Trace Amount of Nitrilotriacetate Induced Electrolyte Evolution and Textured Surface for Stable Zn Anode

Abstract The growth of dendrites and the hydrogen evolution reaction pose significant challenges to the development of Zn metal aqueous batteries as a promising solution for energy storage. Herein, trisodium nitrilotriacetate (Na 3 NTA) as an electrolyte additive is shown to improve the reversibility of the zinc plating–stripping process. NTA 3− anions possess the potential not only to substitute water molecules in the solvation sheath of Zn 2+ ions but also to construct a zincophilic electrolyte/Zn anode interface and suppress the activity of water molecules for stabilizing the Zn anode. The introduction of Na 3 NTA can effectively suppress side reactions arising from active water decomposition and simultaneously lead to the formation of a well‐defined (002) texture structure.
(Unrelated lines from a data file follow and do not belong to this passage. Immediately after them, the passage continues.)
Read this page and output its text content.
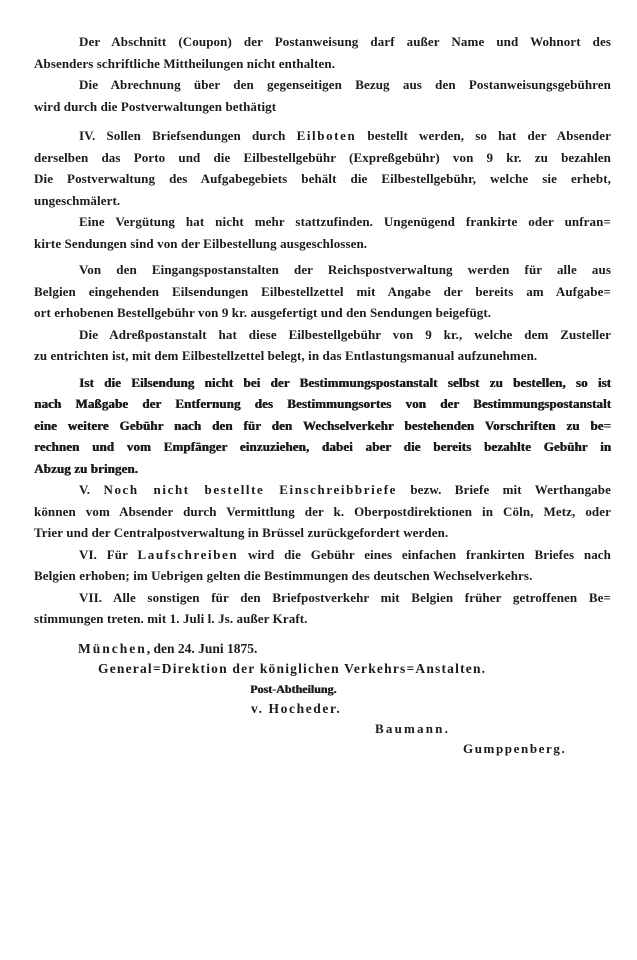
Der Abschnitt (Coupon) der Postanweisung darf außer Name und Wohnort des
Absenders schriftliche Mittheilungen nicht enthalten.
Die Abrechnung über den gegenseitigen Bezug aus den Postanweisungsgebühren
wird durch die Postverwaltungen bethätigt
IV. Sollen Briefsendungen durch Eilboten bestellt werden, so hat der Absender
derselben das Porto und die Eilbestellgebühr (Expreßgebühr) von 9 kr. zu bezahlen
Die Postverwaltung des Aufgabegebiets behält die Eilbestellgebühr, welche sie erhebt,
ungeschmälert.
Eine Vergütung hat nicht mehr stattzufinden. Ungenügend frankirte oder unfran=
kirte Sendungen sind von der Eilbestellung ausgeschlossen.
Von den Eingangspostanstalten der Reichspostverwaltung werden für alle aus
Belgien eingehenden Eilsendungen Eilbestellzettel mit Angabe der bereits am Aufgabe=
ort erhobenen Bestellgebühr von 9 kr. ausgefertigt und den Sendungen beigefügt.
Die Adreßpostanstalt hat diese Eilbestellgebühr von 9 kr., welche dem Zusteller
zu entrichten ist, mit dem Eilbestellzettel belegt, in das Entlastungsmanual aufzunehmen.
Ist die Eilsendung nicht bei der Bestimmungspostanstalt selbst zu bestellen, so ist
nach Maßgabe der Entfernung des Bestimmungsortes von der Bestimmungspostanstalt
eine weitere Gebühr nach den für den Wechselverkehr bestehenden Vorschriften zu be=
rechnen und vom Empfänger einzuziehen, dabei aber die bereits bezahlte Gebühr in
Abzug zu bringen.
V. Noch nicht bestellte Einschreibbriefe bezw. Briefe mit Werthangabe
können vom Absender durch Vermittlung der k. Oberpostdirektionen in Cöln, Metz, oder
Trier und der Centralpostverwaltung in Brüssel zurückgefordert werden.
VI. Für Laufschreiben wird die Gebühr eines einfachen frankirten Briefes nach
Belgien erhoben; im Uebrigen gelten die Bestimmungen des deutschen Wechselverkehrs.
VII. Alle sonstigen für den Briefpostverkehr mit Belgien früher getroffenen Be=
stimmungen treten. mit 1. Juli l. Js. außer Kraft.
München, den 24. Juni 1875.
General=Direktion der königlichen Verkehrs=Anstalten.
Post-Abtheilung.
v. Hocheder.
Baumann.
Gumppenberg.
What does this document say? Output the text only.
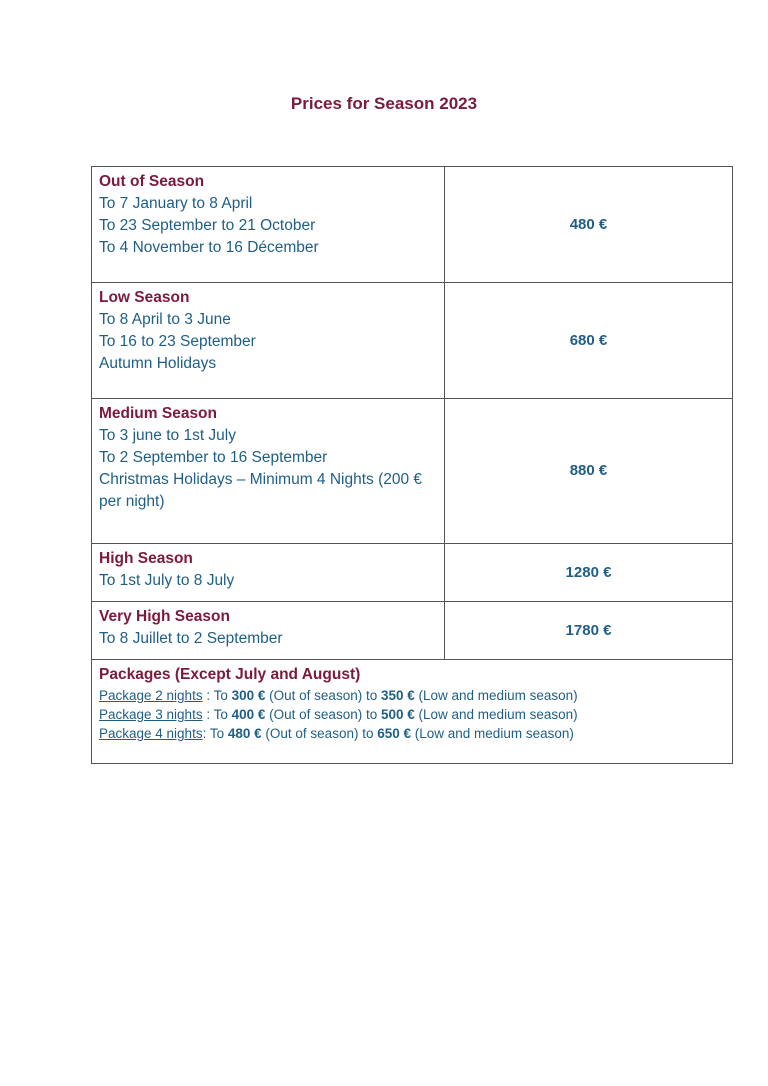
Prices for Season 2023
Out of Season
To 7 January to 8 April
To 23 September to 21 October
To 4 November to 16 Décember	480 €

Low Season
To 8 April to 3 June
To 16 to 23 September
Autumn Holidays	680 €

Medium Season
To 3 june to 1st July
To 2 September to 16 September
Christmas Holidays – Minimum 4 Nights (200 €
per night)	880 €

High Season
To 1st July to 8 July	1280 €

Very High Season
To 8 Juillet to 2 September	1780 €

Packages (Except July and August)
Package 2 nights : To 300 € (Out of season) to 350 € (Low and medium season)
Package 3 nights : To 400 € (Out of season) to 500 € (Low and medium season)
Package 4 nights: To 480 € (Out of season) to 650 € (Low and medium season)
As a result, a Zn||Zn symmetric cell with a modified electrolyte demonstrates a lifespan of up to 3000 h at a cutoff capacity of 1 mA h cm −2 . Furthermore, a Zn||V 2 O 5 full cell exhibits an enhanced capacity retention of 83.2% even after undergoing 8000 cycles. No noticeable dendrites are observed even after long cycles in both symmetric and full cells. Due to the cost‐effective material and ease of fabrication of the Na 3 NTA additive, this electrolyte strategy may promote the industrial application of aqueous zinc ion batteries.